Relationship
- Subset of: Nash Equilibrium
- Superset of: Strong Nash equilibrium

Significance

= Coalition-proof Nash equilibrium =

The concept of coalition-proof Nash equilibrium applies to certain "noncooperative" environments in which players can freely discuss their strategies but cannot make binding commitments.
It emphasizes the immunization to deviations that are self-enforcing. While the best-response property in Nash equilibrium is necessary for self-enforceability, it is not generally sufficient when players can jointly deviate in a way that is mutually beneficial.

The Strong Nash equilibrium is criticized as too "strong" in that the environment allows for unlimited private communication. In the coalition-proof Nash equilibrium the private communication is limited.

== Definition ==
Informally:
At first all players are in a room deliberating their strategies. Then one by one, they leave the room fixing their strategy and only those left are allowed to change their strategies, both individually and together.

Formal definition:

1. In a single player, single stage game $\Gamma$, $s^{\ast} \in S$ is a Perfectly Coalition-Proof Nash equilibrium if and only if $s^{\ast}$ maximizes $g^1(s)$.
2. Let $(n,t) \ne (1,1)$. Assume that a Perfectly Coalition-Proof Nash equilibrium has been defined for all games with $m$ players and $s$ stages, where $(m, s) \le (n, t)$, and $(m, s) \ne (n, t)$.
  1. For any game $\Gamma$ with $n$ players and $t$ stages, $s^* \in S$ is perfectly self-enforcing if, for all $J$ in $\mathbf{J}$ (set of all coalitions), $s_J^{*}$ is a Perfectly Coalition-Proof Nash equilibrium in the game $\Gamma/s_{-J}^{*}$, and if the restriction of $s^{*}$ to any proper subgame forms a Perfectly Coalition-Proof Nash equilibrium in that subgame.
  2. For any game $\Gamma$ with $n$ players and $t$ stages, $s^* \in S$ is a Perfectly Coalition-Proof Nash equilibrium if it is perfectly self-enforcing, and if there does not exist another perfectly self-enforcing strategy vector $s$ in $S$ such that $g^1(s)> g^1(s^{*})$ for all $i= 1,\dots,n$.
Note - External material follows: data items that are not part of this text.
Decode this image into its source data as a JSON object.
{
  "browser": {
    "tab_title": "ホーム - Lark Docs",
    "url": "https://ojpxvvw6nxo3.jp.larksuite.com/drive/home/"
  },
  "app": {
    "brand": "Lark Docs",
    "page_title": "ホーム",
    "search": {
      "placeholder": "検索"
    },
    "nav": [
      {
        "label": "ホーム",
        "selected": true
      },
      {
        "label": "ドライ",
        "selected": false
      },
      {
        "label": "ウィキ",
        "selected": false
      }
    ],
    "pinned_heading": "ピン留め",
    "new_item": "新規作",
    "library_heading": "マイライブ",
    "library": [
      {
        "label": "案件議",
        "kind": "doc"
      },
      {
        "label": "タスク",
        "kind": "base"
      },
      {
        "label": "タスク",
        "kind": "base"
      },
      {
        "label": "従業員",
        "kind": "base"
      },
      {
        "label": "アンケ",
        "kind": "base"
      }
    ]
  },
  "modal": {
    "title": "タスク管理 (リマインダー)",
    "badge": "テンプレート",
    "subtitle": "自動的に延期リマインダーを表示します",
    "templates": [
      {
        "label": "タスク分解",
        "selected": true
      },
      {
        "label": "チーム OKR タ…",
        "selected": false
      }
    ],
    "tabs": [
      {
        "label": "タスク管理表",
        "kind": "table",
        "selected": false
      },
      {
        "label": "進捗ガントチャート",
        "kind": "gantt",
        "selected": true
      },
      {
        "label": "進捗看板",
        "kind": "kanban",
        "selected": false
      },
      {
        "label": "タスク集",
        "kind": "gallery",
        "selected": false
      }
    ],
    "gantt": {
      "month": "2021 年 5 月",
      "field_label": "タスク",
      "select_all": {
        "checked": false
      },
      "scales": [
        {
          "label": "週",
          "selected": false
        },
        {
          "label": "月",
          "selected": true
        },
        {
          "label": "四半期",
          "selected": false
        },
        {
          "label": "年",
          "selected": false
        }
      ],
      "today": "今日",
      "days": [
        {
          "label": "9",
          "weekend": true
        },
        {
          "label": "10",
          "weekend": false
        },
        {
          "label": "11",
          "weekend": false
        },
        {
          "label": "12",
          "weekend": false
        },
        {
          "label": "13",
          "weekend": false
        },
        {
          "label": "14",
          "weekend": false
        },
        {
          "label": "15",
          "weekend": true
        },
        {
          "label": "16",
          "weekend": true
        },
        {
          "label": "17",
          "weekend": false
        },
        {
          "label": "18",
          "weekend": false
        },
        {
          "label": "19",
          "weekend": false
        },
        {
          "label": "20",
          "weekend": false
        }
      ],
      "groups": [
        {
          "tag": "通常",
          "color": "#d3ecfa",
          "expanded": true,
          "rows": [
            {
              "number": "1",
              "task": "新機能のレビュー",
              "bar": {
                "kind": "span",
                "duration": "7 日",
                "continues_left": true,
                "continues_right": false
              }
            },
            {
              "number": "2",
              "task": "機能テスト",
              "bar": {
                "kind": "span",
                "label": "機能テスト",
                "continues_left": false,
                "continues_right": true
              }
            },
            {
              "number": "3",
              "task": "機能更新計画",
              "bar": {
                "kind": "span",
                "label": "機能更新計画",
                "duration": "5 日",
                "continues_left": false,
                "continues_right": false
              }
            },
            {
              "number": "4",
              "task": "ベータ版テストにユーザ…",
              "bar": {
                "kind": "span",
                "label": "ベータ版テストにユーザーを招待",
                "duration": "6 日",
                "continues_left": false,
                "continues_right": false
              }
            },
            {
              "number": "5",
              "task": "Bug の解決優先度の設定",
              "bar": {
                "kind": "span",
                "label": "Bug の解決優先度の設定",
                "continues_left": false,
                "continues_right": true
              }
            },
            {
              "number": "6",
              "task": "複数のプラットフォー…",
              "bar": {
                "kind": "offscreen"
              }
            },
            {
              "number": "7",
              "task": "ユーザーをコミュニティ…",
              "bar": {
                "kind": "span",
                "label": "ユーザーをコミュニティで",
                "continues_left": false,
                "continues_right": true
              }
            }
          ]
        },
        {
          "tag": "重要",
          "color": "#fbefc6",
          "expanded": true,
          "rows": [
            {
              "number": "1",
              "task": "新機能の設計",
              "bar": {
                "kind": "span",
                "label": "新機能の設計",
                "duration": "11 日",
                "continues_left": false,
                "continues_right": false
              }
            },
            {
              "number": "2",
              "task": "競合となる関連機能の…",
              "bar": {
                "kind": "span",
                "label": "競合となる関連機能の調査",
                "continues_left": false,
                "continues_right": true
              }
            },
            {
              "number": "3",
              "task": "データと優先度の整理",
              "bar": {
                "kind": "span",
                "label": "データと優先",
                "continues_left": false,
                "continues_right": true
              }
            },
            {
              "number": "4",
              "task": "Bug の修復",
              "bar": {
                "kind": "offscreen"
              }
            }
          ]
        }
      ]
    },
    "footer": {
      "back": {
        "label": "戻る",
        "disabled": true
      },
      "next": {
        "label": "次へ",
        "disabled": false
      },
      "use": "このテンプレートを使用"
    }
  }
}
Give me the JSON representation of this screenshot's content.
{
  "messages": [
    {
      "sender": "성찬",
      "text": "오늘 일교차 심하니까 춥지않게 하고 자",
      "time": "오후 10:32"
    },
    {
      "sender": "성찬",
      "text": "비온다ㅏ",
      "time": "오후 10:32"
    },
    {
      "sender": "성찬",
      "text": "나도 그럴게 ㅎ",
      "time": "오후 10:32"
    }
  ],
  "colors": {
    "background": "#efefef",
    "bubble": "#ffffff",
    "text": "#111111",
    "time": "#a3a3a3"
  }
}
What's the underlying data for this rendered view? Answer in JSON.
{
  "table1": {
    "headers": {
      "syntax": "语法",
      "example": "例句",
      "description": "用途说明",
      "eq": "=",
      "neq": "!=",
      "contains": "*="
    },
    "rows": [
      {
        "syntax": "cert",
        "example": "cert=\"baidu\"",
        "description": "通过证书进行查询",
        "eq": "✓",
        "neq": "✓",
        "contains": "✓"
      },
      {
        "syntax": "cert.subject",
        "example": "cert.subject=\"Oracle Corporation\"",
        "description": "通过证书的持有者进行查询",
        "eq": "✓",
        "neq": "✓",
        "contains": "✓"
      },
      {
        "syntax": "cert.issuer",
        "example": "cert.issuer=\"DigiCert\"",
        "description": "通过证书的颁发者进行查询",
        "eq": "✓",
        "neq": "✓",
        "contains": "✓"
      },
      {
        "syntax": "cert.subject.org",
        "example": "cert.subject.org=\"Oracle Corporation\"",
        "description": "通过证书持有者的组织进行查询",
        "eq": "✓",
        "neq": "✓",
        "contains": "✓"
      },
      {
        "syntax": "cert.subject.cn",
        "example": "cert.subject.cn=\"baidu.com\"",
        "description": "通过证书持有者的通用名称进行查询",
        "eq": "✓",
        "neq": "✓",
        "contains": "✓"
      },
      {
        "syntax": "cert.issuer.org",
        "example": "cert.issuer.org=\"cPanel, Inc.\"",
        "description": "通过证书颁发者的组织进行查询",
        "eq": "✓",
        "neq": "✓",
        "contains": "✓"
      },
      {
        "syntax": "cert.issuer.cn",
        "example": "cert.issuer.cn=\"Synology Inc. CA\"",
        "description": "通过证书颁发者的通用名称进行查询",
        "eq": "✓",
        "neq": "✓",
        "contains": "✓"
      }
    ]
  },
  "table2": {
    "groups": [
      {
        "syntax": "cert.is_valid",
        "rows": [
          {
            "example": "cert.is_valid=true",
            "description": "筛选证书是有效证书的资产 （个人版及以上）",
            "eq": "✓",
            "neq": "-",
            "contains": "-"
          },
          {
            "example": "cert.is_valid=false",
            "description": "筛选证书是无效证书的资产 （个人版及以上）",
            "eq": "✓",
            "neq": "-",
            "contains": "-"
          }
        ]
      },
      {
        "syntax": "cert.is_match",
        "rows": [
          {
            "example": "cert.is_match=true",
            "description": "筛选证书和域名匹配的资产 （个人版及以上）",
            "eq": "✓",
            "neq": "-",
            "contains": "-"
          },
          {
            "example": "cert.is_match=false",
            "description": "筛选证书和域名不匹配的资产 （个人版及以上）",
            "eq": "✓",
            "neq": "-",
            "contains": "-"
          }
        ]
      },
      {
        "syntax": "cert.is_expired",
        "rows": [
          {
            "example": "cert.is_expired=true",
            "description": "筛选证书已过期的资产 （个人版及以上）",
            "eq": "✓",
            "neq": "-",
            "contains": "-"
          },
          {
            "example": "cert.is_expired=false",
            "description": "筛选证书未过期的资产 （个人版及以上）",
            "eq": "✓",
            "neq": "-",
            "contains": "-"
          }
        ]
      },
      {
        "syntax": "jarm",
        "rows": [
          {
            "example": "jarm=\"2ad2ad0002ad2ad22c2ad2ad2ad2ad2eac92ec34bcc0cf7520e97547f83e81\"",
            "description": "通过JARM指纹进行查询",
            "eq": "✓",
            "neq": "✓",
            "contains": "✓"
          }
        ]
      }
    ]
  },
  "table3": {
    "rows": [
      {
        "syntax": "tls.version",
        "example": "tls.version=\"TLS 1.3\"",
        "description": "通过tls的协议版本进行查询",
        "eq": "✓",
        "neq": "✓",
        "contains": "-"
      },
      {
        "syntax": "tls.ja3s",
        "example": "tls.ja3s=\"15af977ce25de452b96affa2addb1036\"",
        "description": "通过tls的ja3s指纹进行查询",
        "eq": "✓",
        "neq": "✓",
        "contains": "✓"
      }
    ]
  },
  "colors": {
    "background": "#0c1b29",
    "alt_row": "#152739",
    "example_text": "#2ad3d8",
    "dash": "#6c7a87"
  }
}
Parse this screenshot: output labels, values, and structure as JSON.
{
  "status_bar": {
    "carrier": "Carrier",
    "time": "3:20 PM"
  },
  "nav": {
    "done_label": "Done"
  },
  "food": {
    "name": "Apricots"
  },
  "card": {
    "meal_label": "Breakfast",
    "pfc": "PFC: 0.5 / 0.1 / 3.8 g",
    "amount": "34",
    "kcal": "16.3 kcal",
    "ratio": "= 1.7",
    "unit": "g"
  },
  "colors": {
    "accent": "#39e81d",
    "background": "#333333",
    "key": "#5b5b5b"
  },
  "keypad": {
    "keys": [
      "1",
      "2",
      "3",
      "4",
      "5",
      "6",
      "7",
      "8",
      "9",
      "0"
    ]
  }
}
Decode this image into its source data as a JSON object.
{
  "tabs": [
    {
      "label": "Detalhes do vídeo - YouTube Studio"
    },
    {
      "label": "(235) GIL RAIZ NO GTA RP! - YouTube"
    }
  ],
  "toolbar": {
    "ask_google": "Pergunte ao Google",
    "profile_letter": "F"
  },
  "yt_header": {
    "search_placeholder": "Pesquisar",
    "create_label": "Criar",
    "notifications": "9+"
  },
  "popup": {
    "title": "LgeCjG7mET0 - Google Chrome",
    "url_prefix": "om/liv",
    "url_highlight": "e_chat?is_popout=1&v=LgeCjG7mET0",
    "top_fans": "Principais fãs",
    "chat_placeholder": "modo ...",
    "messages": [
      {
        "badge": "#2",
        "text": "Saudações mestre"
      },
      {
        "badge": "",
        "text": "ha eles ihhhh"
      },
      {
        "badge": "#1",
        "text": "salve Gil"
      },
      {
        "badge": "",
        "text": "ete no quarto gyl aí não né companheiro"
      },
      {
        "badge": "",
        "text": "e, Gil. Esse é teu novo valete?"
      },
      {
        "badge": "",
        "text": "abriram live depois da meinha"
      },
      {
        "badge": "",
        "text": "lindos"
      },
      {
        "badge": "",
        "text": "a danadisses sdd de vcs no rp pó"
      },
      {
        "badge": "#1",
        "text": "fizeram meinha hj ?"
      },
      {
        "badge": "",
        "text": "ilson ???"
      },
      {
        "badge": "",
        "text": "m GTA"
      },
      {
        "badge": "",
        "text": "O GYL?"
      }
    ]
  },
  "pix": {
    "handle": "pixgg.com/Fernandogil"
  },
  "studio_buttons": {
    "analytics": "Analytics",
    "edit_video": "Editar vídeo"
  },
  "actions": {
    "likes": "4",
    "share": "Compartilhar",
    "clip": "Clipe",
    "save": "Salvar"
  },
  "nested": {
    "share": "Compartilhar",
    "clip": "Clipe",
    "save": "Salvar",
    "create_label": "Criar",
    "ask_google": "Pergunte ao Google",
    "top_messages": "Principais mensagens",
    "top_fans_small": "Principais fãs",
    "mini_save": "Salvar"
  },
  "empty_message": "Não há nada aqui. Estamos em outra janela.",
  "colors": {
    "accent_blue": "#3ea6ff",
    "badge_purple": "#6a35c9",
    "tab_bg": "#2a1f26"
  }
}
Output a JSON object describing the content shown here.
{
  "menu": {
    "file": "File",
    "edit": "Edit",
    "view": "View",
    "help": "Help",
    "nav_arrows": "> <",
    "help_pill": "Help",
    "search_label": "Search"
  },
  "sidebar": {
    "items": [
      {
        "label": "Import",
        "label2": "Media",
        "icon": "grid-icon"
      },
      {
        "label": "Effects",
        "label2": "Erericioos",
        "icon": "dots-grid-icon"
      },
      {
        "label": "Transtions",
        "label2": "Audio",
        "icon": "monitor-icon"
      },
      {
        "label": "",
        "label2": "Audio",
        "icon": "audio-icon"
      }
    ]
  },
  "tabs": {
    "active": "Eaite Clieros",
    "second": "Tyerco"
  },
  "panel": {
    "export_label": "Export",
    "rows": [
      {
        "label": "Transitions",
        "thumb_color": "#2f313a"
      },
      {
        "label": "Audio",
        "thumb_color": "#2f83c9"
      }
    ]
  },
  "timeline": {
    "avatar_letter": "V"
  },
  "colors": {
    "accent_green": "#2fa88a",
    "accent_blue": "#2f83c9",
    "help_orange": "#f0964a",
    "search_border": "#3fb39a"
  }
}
The coalition-proof Nash equilibrium refines the Nash equilibrium by adopting a stronger notion of self-enforceability that allows multilateral deviations.

Parallel to the idea of correlated equilibrium as an extension to Nash equilibrium when public signalling device is allowed, coalition-proof equilibrium is defined by Diego Moreno and John Wooders.